In every implementation I have seen, move-assignment of a std::vector<T, std::allocator<T>>1 will not actually invalidate iterators or pointers. There is a problem however, when it comes down to making use of this, as the standard just cannot guarantee that iterators remain valid for any move-assignment of a std::vector instance in general, because the container is allocator aware.
Custom allocators may have state and if they do not propagate on move assignment and do not compare equal, the vector must allocate storage for the moved elements using its own allocator.
Let:
std::vector<T, A> a{/*...*/};
std::vector<T, A> b;
b = std::move(a);
Now if
std::allocator_traits<A>::propagate_on_container_move_assignment::value == false &&
std::allocator_traits<A>::is_always_equal::value == false && (possibly as of c++17)
a.get_allocator() != b.get_allocator()
then b will allocate new storage and move elements of a one by one into that storage, thus invalidating all iterators, pointers and references.

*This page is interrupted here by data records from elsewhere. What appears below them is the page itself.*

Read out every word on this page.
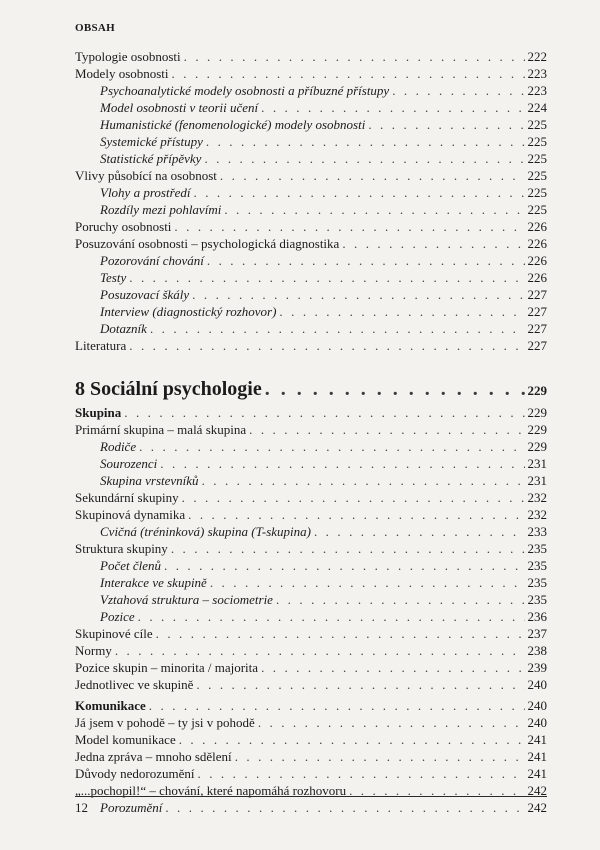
OBSAH
Typologie osobnosti . . .	222
Modely osobnosti . . .	223
Psychoanalytické modely osobnosti a příbuzné přístupy . . .	223
Model osobnosti v teorii učení . . .	224
Humanistické (fenomenologické) modely osobnosti . . .	225
Systemické přístupy . . .	225
Statistické přípěvky . . .	225
Vlivy působící na osobnost . . .	225
Vlohy a prostředí . . .	225
Rozdíly mezi pohlavími . . .	225
Poruchy osobnosti . . .	226
Posuzování osobnosti – psychologická diagnostika . . .	226
Pozorování chování . . .	226
Testy . . .	226
Posuzovací škály . . .	227
Interview (diagnostický rozhovor) . . .	227
Dotazník . . .	227
Literatura . . .	227
8 Sociální psychologie . . .	229
Skupina . . .	229
Primární skupina – malá skupina . . .	229
Rodiče . . .	229
Sourozenci . . .	231
Skupina vrstevníků . . .	231
Sekundární skupiny . . .	232
Skupinová dynamika . . .	232
Cvičná (tréninková) skupina (T-skupina) . . .	233
Struktura skupiny . . .	235
Počet členů . . .	235
Interakce ve skupině . . .	235
Vztahová struktura – sociometrie . . .	235
Pozice . . .	236
Skupinové cíle . . .	237
Normy . . .	238
Pozice skupin – minorita / majorita . . .	239
Jednotlivec ve skupině . . .	240
Komunikace . . .	240
Já jsem v pohodě – ty jsi v pohodě . . .	240
Model komunikace . . .	241
Jedna zpráva – mnoho sdělení . . .	241
Důvody nedorozumění . . .	241
„...pochopil!“ – chování, které napomáhá rozhovoru . . .	242
Porozumění . . .	242
12
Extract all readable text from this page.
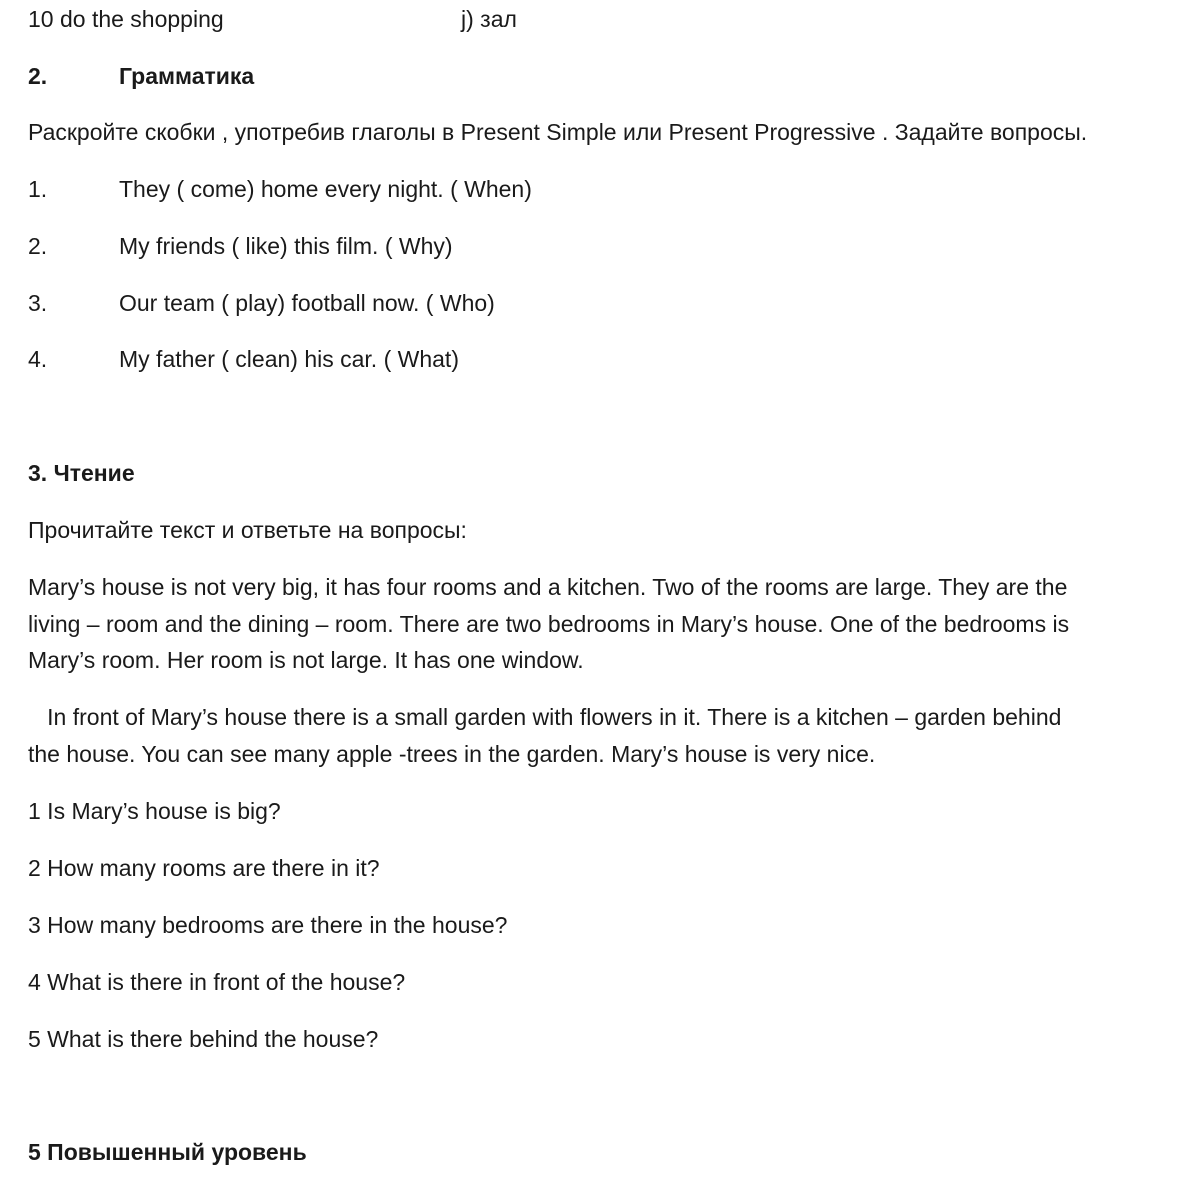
10 do the shopping	j) зал
2.	Грамматика
Раскройте скобки , употребив глаголы в Present Simple или Present Progressive . Задайте вопросы.
1.	They ( come) home every night. ( When)
2.	My friends ( like) this film. ( Why)
3.	Our team ( play) football now. ( Who)
4.	My father ( clean) his car. ( What)
3. Чтение
Прочитайте текст и ответьте на вопросы:
Mary’s house is not very big, it has four rooms and a kitchen. Two of the rooms are large. They are the
living – room and the dining – room. There are two bedrooms in Mary’s house. One of the bedrooms is
Mary’s room. Her room is not large. It has one window.
In front of Mary’s house there is a small garden with flowers in it. There is a kitchen – garden behind
the house. You can see many apple -trees in the garden. Mary’s house is very nice.
1 Is Mary’s house is big?
2 How many rooms are there in it?
3 How many bedrooms are there in the house?
4 What is there in front of the house?
5 What is there behind the house?
5 Повышенный уровень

The reason is that fulfillment of above condition 1. forbidds move assignment of the allocator on container move. Therefore, we have to deal with two different instances of the allocator. If those two allocator objects now neither always compare equal (2.) nor actually compare equal, then both allocators have a different state. An allocator x may not be able to deallocate memory of another allocator y having a different state and therefore a container with allocator x cannot just steal memory from a container which allocated its memory via y.
If the allocator propagates on move assignment or if both allocators compare equal, then an implementation will very likely choose to just make b own as data because it can be sure to be able to deallocate the storage properly.

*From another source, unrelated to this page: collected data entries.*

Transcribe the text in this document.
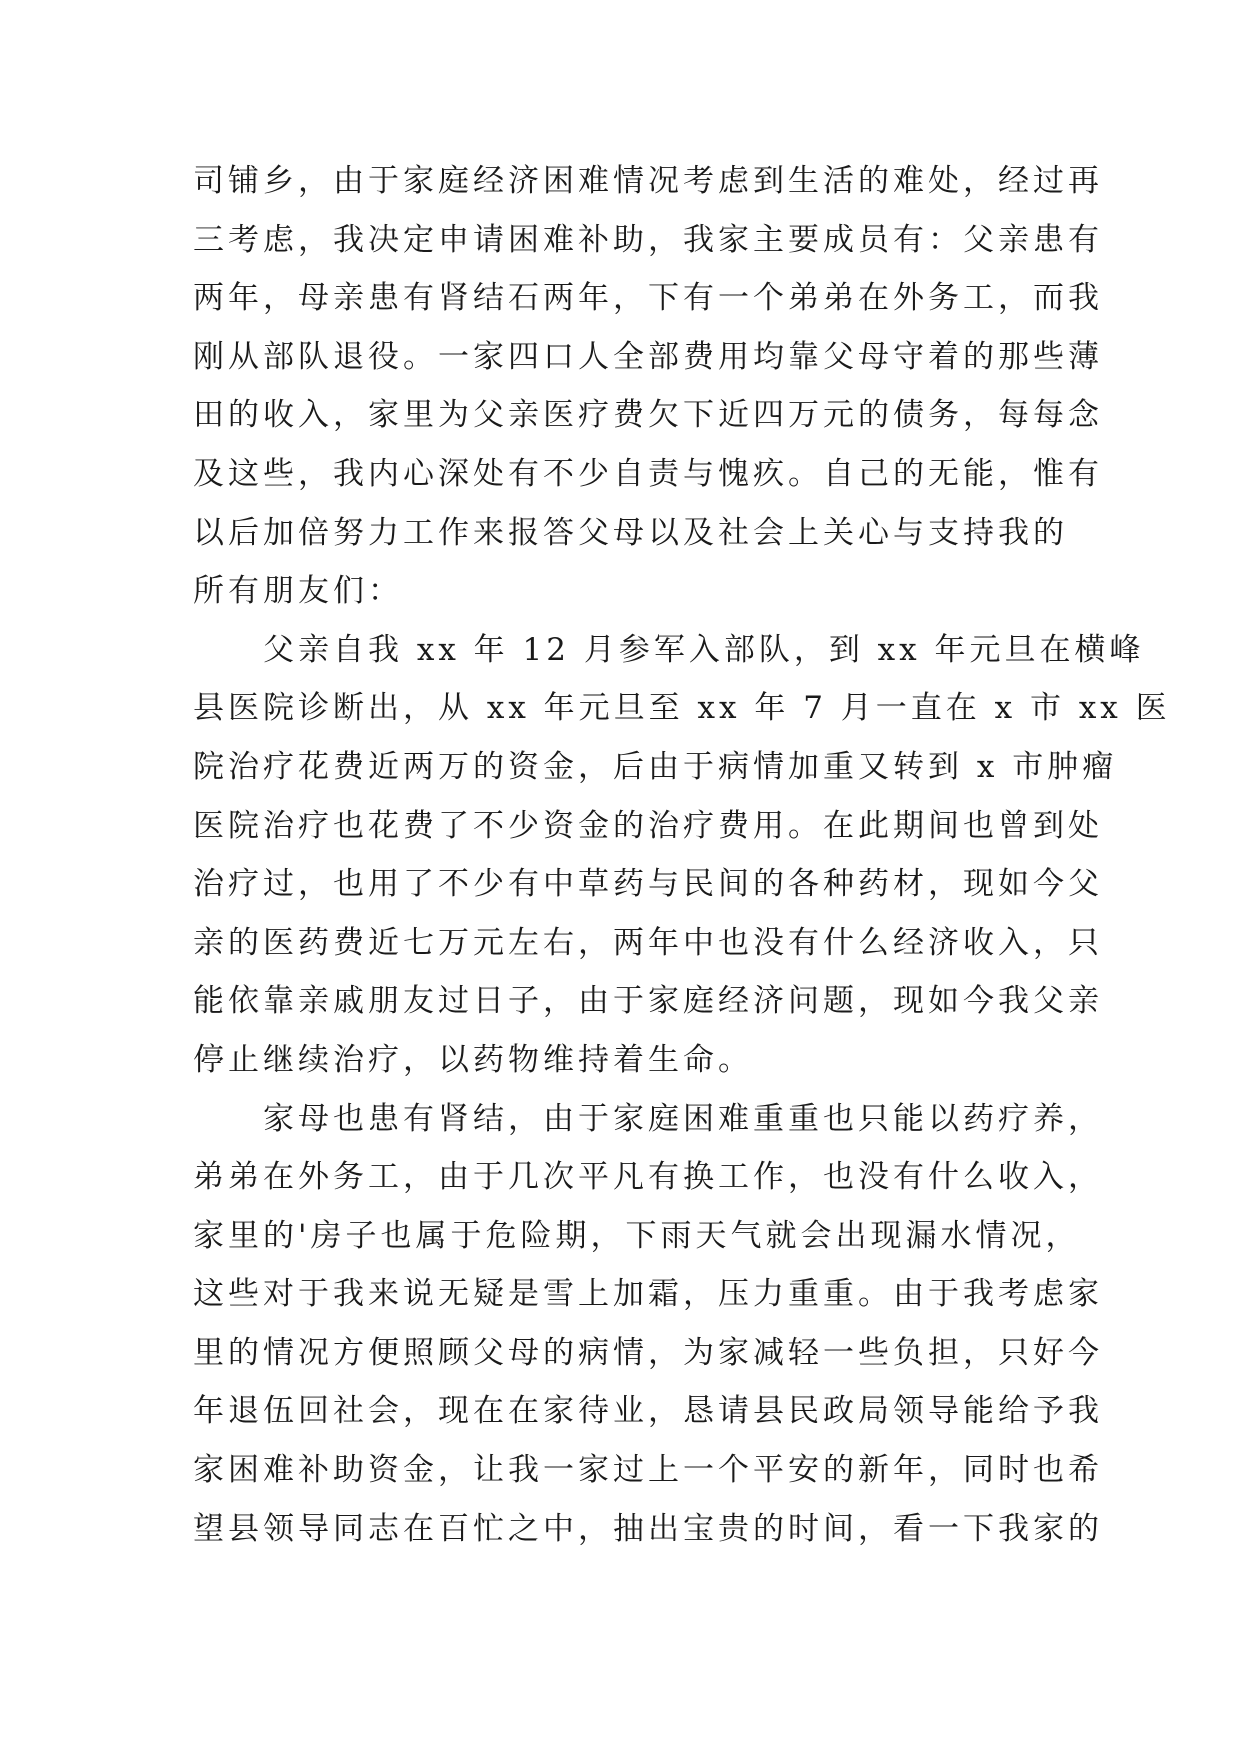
司铺乡，由于家庭经济困难情况考虑到生活的难处，经过再
三考虑，我决定申请困难补助，我家主要成员有：父亲患有
两年，母亲患有肾结石两年，下有一个弟弟在外务工，而我
刚从部队退役。一家四口人全部费用均靠父母守着的那些薄
田的收入，家里为父亲医疗费欠下近四万元的债务，每每念
及这些，我内心深处有不少自责与愧疚。自己的无能，惟有
以后加倍努力工作来报答父母以及社会上关心与支持我的
所有朋友们：
　　父亲自我 xx 年 12 月参军入部队，到 xx 年元旦在横峰
县医院诊断出，从 xx 年元旦至 xx 年 7 月一直在 x 市 xx 医
院治疗花费近两万的资金，后由于病情加重又转到 x 市肿瘤
医院治疗也花费了不少资金的治疗费用。在此期间也曾到处
治疗过，也用了不少有中草药与民间的各种药材，现如今父
亲的医药费近七万元左右，两年中也没有什么经济收入，只
能依靠亲戚朋友过日子，由于家庭经济问题，现如今我父亲
停止继续治疗，以药物维持着生命。
　　家母也患有肾结，由于家庭困难重重也只能以药疗养，
弟弟在外务工，由于几次平凡有换工作，也没有什么收入，
家里的'房子也属于危险期，下雨天气就会出现漏水情况，
这些对于我来说无疑是雪上加霜，压力重重。由于我考虑家
里的情况方便照顾父母的病情，为家减轻一些负担，只好今
年退伍回社会，现在在家待业，恳请县民政局领导能给予我
家困难补助资金，让我一家过上一个平安的新年，同时也希
望县领导同志在百忙之中，抽出宝贵的时间，看一下我家的
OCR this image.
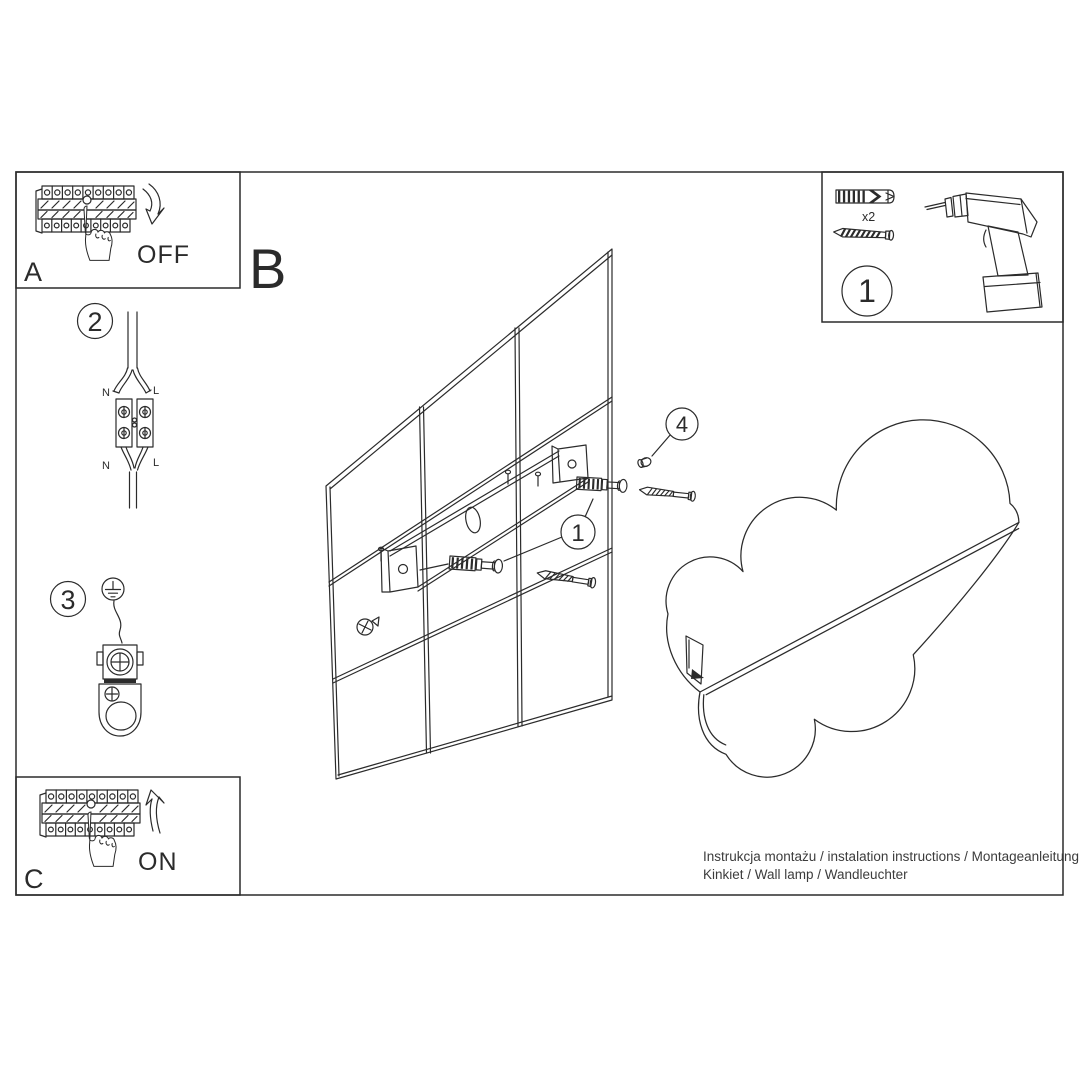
A
OFF B
2
N	L
N	L
3
C
ON
x2
1
1
4
Instrukcja montażu / instalation instructions / Montageanleitung
Kinkiet / Wall lamp / Wandleuchter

1: std::allocator_traits<std::allocator<T>>::propagate_on_container_move_assignment and std::allocator_traits<std::allocator<T>>::is_always_equal both are typdefs for std::true_type (for any non-specialized std::allocator).
On move construction:
std::vector<T, A> a{/*...*/};
std::vector<T, A> b(std::move(a));
The move constructor of an allocator aware container will move-construct its allocator instance from the allocator instance of the container which the current expression is moving from. Thus, the proper deallocation capability is ensured and the memory can (and in fact will) be stolen because move construction is (except for std::array) bound to have constant complexity.
Note: There is still no guarantee for iterators to remain valid even for move construction.
On swap:
Demanding the iterators of two vectors to remain valid after a swap (now just pointing into the respective swapped container) is easy because swapping only has defined behaviour if
std::allocator_traits<A>::propagate_on_container_swap::value == true ||
a.get_allocator() == b.get_allocator()
Thus, if the allocators do not propagate on swap and if they do not compare equal, swapping the containers is undefined behaviour in the first place.
Since there's nothing to keep an iterator from keeping a reference or pointer to the original container, I'd say you can't rely on the iterators remaining valid unless you find an explicit guarantee in the standard.